The problem is that you need to account for inflation in the intervening period somehow (some of the Newstart increase, LITO increase etc is merely preserving the real value of those things).
I’ll have a crack at inflating them by CPI, but it all gets a bit fiddly.
Is it right to think the ideal would be a smooth rise in PTR from 0% at $0 to 46% at fulltime minimum wage?
That is the part of the curve above 46% is a perverse incentive dissuading people from joining the workforce?
If so, what is the obstacle to fixing that?
Interesting read btw.
Hi Jafergus,
A big obstacle to fixing that is the fact that Newstart is seen as a payment for people who are not in work, or who may be working a small number of hours. As a result, it phases out completely at a level of earned income that is well below the full time minimum wage. That phase out is what causes the highest point of that PTR curve. It would be difficult to have a smooth curve, peaking around the min wage, without having full time minimum wage workers receive some Newstart, and that would be a complete re-orientation of the way our system works.
Thanks for reading!
Hi Matt,
Actually, it is possible to be a full-time minimum wages worker and still get some Newstart. Check this out:
http://www.fahcsia.gov.au/guides_acts/ssg/ssguide-3/ssguide-3.2/ssguide-3.2.2/ssguide-3.2.2.20.html
Hi Spog,
Thanks for that. On my reading of it, that means that someone working full time could remain “qualified for payment”. However, if they were earning the minimum wage their earnings would be sufficiently high as to result in a Newstart payment of $0, assuming their Working Credit bank is also 0.
So, someone working full-time on a minimum wage could remain “on the books” with Centrelink, but would not receive any payment so long as their earnings remained at that level (again assuming no Working Credit). If that’s the case then I think my suggestion still stands: to redesign the Newstart income test such that a person working full time at the minimum wage could not only be qualified for Newstart, but would actually receive some Newstart payment while working full-time, would represent a significant change to our income support system.
Hi Matt,
What you say is correct for the bog-standard single-rate Newstart cases. However, the guideline mentions 2 categories where the Newstart cutout could exceed full-time minimum wages. The main one is where the Newstart recipient has a pensioner partner. In that case I calculate the rate for the Newstart recipient as still a little over $131 a fortnight even at full-time minimum wages.

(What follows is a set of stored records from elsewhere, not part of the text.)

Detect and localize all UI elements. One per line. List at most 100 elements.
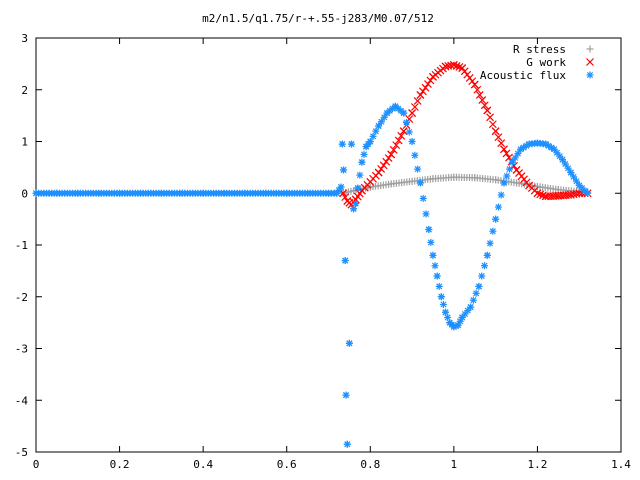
acoustic-flux-sample-point: [411, 151, 419, 159]
g-work-sample-point: [377, 165, 386, 173]
acoustic-flux-sample-point: [584, 189, 592, 197]
g-work-sample-point: [483, 106, 492, 115]
g-work-sample-point: [502, 149, 511, 158]
acoustic-flux-sample-point: [360, 150, 368, 158]
x-tick-label: 0.4: [193, 458, 213, 471]
g-work-sample-point: [384, 154, 393, 162]
acoustic-flux-sample-point: [435, 282, 443, 290]
acoustic-flux-sample-point: [414, 165, 422, 173]
y-tick-label: 3: [21, 32, 28, 45]
acoustic-flux-sample-point: [481, 262, 488, 270]
y-tick-label: 2: [21, 84, 28, 97]
acoustic-flux-sample-point: [478, 272, 486, 280]
g-work-sample-point: [488, 120, 497, 129]
acoustic-flux-sample-point: [497, 191, 505, 199]
y-tick-label: 1: [21, 136, 28, 149]
acoustic-flux-sample-point: [469, 296, 477, 304]
acoustic-flux-sample-point: [427, 238, 435, 246]
acoustic-flux-sample-point: [342, 391, 350, 399]
x-tick-label: 1: [451, 458, 458, 471]
g-work-sample-point: [491, 127, 500, 136]
acoustic-flux-sample-point: [341, 257, 349, 265]
g-work-sample-point: [374, 168, 383, 177]
acoustic-flux-sample-point: [492, 215, 500, 223]
legend-marker-g-work: [586, 58, 594, 66]
y-tick-label: -5: [15, 446, 28, 459]
g-work-sample-point: [475, 91, 484, 99]
legend-label-r-stress: R stress: [513, 43, 566, 56]
acoustic-flux-sample-point: [340, 166, 348, 174]
g-work-sample-point: [416, 91, 425, 99]
acoustic-flux-sample-point: [354, 184, 362, 192]
acoustic-flux-sample-point: [337, 183, 345, 191]
legend-label-acoustic-flux: Acoustic flux: [480, 69, 566, 82]
acoustic-flux-sample-point: [352, 200, 360, 208]
plot-area-frame: [35, 37, 622, 453]
acoustic-flux-sample-point: [400, 109, 408, 117]
y-tick-label: -4: [15, 394, 29, 407]
g-work-sample-point: [473, 85, 482, 94]
g-work-sample-point: [387, 150, 396, 159]
acoustic-flux-sample-point: [431, 262, 439, 270]
g-work-sample-point: [389, 145, 398, 154]
legend-label-g-work: G work: [526, 56, 566, 69]
g-work-sample-point: [505, 153, 513, 162]
acoustic-flux-sample-point: [467, 303, 475, 311]
g-work-series: [339, 60, 592, 209]
acoustic-flux-sample-point: [416, 179, 424, 187]
g-work-sample-point: [392, 141, 401, 150]
acoustic-flux-sample-point: [472, 289, 480, 297]
acoustic-flux-sample-point: [345, 339, 353, 347]
legend-marker-r-stress: [586, 45, 594, 53]
g-work-sample-point: [470, 80, 479, 89]
acoustic-flux-sample-point: [403, 119, 410, 127]
chart-title: m2/n1.5/q1.75/r-+.55-j283/M0.07/512: [202, 12, 434, 25]
acoustic-flux-sample-point: [405, 128, 413, 136]
acoustic-flux-sample-point: [500, 179, 508, 187]
g-work-sample-point: [379, 161, 388, 170]
x-tick-label: 0.6: [277, 458, 297, 471]
acoustic-flux-sample-point: [439, 301, 447, 309]
acoustic-flux-sample-point: [429, 251, 437, 259]
acoustic-flux-sample-point: [503, 172, 511, 180]
series-layer: [32, 60, 592, 448]
acoustic-flux-sample-point: [375, 122, 383, 130]
g-work-sample-point: [397, 131, 406, 140]
g-work-sample-point: [341, 193, 350, 202]
g-work-sample-point: [410, 103, 419, 111]
x-tick-label: 0: [33, 458, 40, 471]
acoustic-flux-sample-point: [489, 227, 497, 235]
acoustic-flux-sample-point: [506, 165, 514, 173]
acoustic-flux-sample-point: [483, 251, 491, 259]
g-work-sample-point: [494, 133, 503, 142]
acoustic-flux-sample-point: [419, 194, 427, 202]
y-tick-label: -3: [15, 343, 28, 356]
acoustic-flux-sample-point: [475, 282, 483, 290]
acoustic-flux-sample-point: [366, 138, 374, 145]
acoustic-flux-sample-point: [511, 154, 519, 162]
acoustic-flux-sample-point: [494, 203, 502, 211]
g-work-sample-point: [500, 145, 508, 154]
x-tick-label: 0.8: [360, 458, 380, 471]
acoustic-flux-sample-point: [514, 150, 522, 158]
g-work-sample-point: [339, 189, 348, 198]
acoustic-flux-sample-point: [425, 225, 433, 233]
acoustic-flux-sample-point: [358, 158, 366, 166]
g-work-sample-point: [413, 97, 422, 105]
acoustic-flux-sample-point: [338, 140, 346, 148]
acoustic-flux-sample-point: [433, 272, 441, 280]
g-work-sample-point: [478, 96, 487, 105]
g-work-sample-point: [394, 136, 403, 145]
g-work-sample-point: [399, 127, 408, 136]
acoustic-flux-sample-point: [347, 140, 355, 148]
acoustic-flux-sample-point: [567, 169, 575, 177]
acoustic-flux-sample-point: [372, 127, 380, 135]
axes: 0 0.2 0.4 0.6 0.8 1 1.2 1.4 3 2 1 0 -1 -2 -3 -4 -5: [15, 32, 632, 471]
acoustic-flux-sample-point: [422, 210, 430, 218]
g-work-sample-point: [408, 109, 416, 117]
legend-marker-acoustic-flux: [586, 71, 594, 79]
g-work-sample-point: [486, 113, 494, 122]
g-work-sample-point: [424, 80, 432, 88]
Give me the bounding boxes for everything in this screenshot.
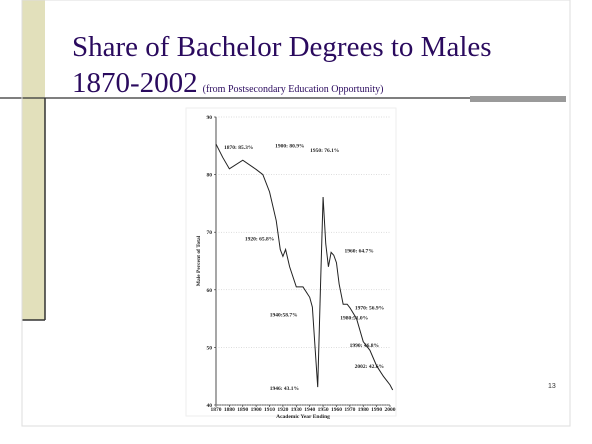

The other case involves long term single recipients age 60 or more getting rent assistance as part of their Newstart. At present their cutout is below full-time minimum wages, but the two numbers get quite close together by March 20 each year. If the household compensation element of the carbon package gets up then there’s a very good prospect that the cutout for this particular category will once-again exceed full-time wages.
Also, in the budget the Government announced it was changing the Newstart income test for single parents, introducing a 40 cents in the dollar taper rate. If that happens there will then be a third category of Newstart with a cutout in excess of full-time minimum wages.
Cheers Spog… this is pretty interesting, particularly the 40c taper rate. I had noticed that in the budget (as well as the YA(O) reduced taper), but hadn’t twigged that it would mean that full time minimum wage earners would still be eligible for some payment.